The second half of the programme brought baritone and quartet together in a
performance of Samuel Barber’s Dover Beach, a setting of Matthew
Arnold’s lament for the loss of Victorian certainty in the face of modern
doubt and despair. McGovern established a more sombre presence now, imbuing the
lyrical, unfolding vocal lines with emotional depth and sensitivity, while the
quartet conjured the lapping, eddying movements and fluctuating hues of the
sea. McGovern’s commitment to the text was sustained and intense, as he
sought to do justice to the composer’s detailed word painting, without
over-emphasis or undue theatricality.
Songs by Brahms and Wolf concluded the recital. Brahms’ brief ‘Es
schauen die Blumen’ (‘All flowers look up’) established a melancholy
which was deepened powerfully in ‘Verzangen’ (‘Despairing’), where
Cheung’s tumultuous figuration complemented and enhanced the confusion of the
protagonist’s heart. The piano also introduced the basic motif in ‘Über
die Heide’ (‘Over the Moors’), commencing with three detached rising bass
octaves, then a leaping descent, punctuated by low right hand chords -
dramatically evoking the echoing footsteps which resound across the moor as the
protagonist undertakes an autumnal journey into his memories.

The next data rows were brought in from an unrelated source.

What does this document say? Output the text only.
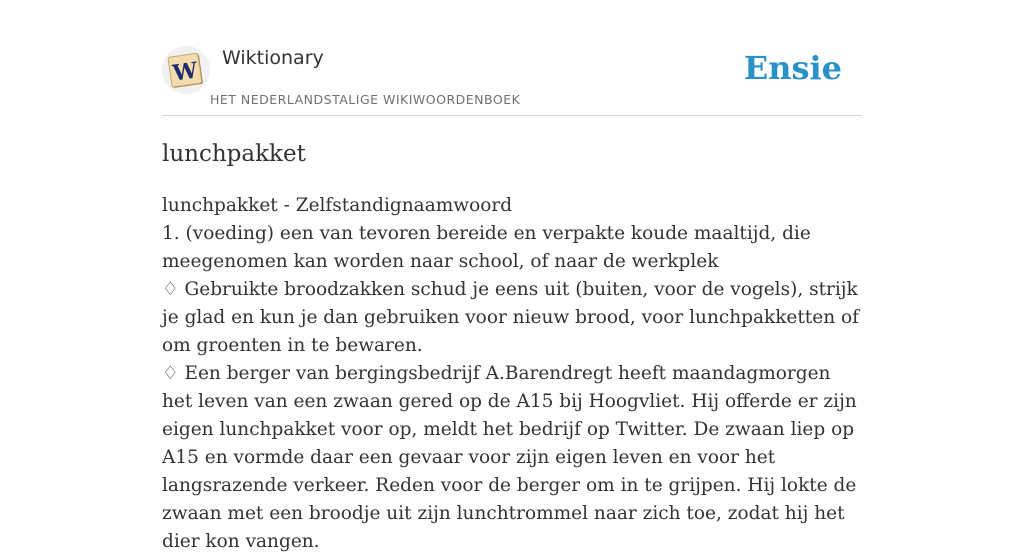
W Wiktionary
HET NEDERLANDSTALIGE WIKIWOORDENBOEK
Ensie
lunchpakket

lunchpakket - Zelfstandignaamwoord

1. (voeding) een van tevoren bereide en verpakte koude maaltijd, die meegenomen kan worden naar school, of naar de werkplek

♢ Gebruikte broodzakken schud je eens uit (buiten, voor de vogels), strijk je glad en kun je dan gebruiken voor nieuw brood, voor lunchpakketten of om groenten in te bewaren.

♢ Een berger van bergingsbedrijf A.Barendregt heeft maandagmorgen het leven van een zwaan gered op de A15 bij Hoogvliet. Hij offerde er zijn eigen lunchpakket voor op, meldt het bedrijf op Twitter. De zwaan liep op A15 en vormde daar een gevaar voor zijn eigen leven en voor het langsrazende verkeer. Reden voor de berger om in te grijpen. Hij lokte de zwaan met een broodje uit zijn lunchtrommel naar zich toe, zodat hij het dier kon vangen.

‘Feldeinsamkeit’ (‘Solitude in an open field’) was a high point of
the sequence, the beautiful and extraordinary second stanza depicting the
thoughts of the dreamer lying in the grass, mood of transcendence and peace:
“Mir ist, also ob ich längst gestorben bin/ Und ziehe selig mit durch
ew’ge Räume.” (“I feel as if I had died long ago/ and I drift blissfully
with them through eternal space.”). McGovern maintained a quiet intensity
throughout, with only the briefest sweet swelling before the extended cadence
at the end of each strophe. The performers crafted a controlled but troubling
narrative of rootless nocturnal wandering in ‘Wie raffft ich mich’. (‘O
how I sprang up’). The final landscape of these Brahms’ lieder was the
graveyard scene of ‘Auf dem Kirchhofe’ (‘In the cemetery’): in the
final stanza the ‘Gewesen’ (‘departed’) on every grave was wonderfully
transformed into ‘Genesen’ (‘redeemed’). As the major tonality
‘reconciled’ the former minor mode, McGovern retained the poetic ambiguity:
are the dead ‘healed’ because they have been granted eternal life, or
because they no longer must suffer mortal life?
In four songs from Hugo Wolf’s Mörike Lieder, Cheung painted a
tapestry of many colours: first the piano’s crisp, high trills evoked the
weightless flight of the bee in ‘Der Knabe und das Immlein’ (‘The boy and
the little bee’), then deep tremolos sweeping upwards to high resonant chords
underpinned the lover’s upwards gaze in the final verse of ‘An die
Geliebte’ (‘To the beloved’) as he turns his eyes heavenward to witness
the stars that smile upon him and kneels to absorb their ‘song of light’.
McGovern achieved a rapt intensity here, the silvery tone of his upper range
wonderfully capturing the shimmer of the glistening nocturnal sky. The aptly
titled ‘Abschied’ (‘Farewell’) is the last of the Mörike
Lieder and the high-spirited, waltz-like account of the unanticipated
arrival and hasty departure of an over-eager critic restored the mood of
celebration and joy with which the evening began.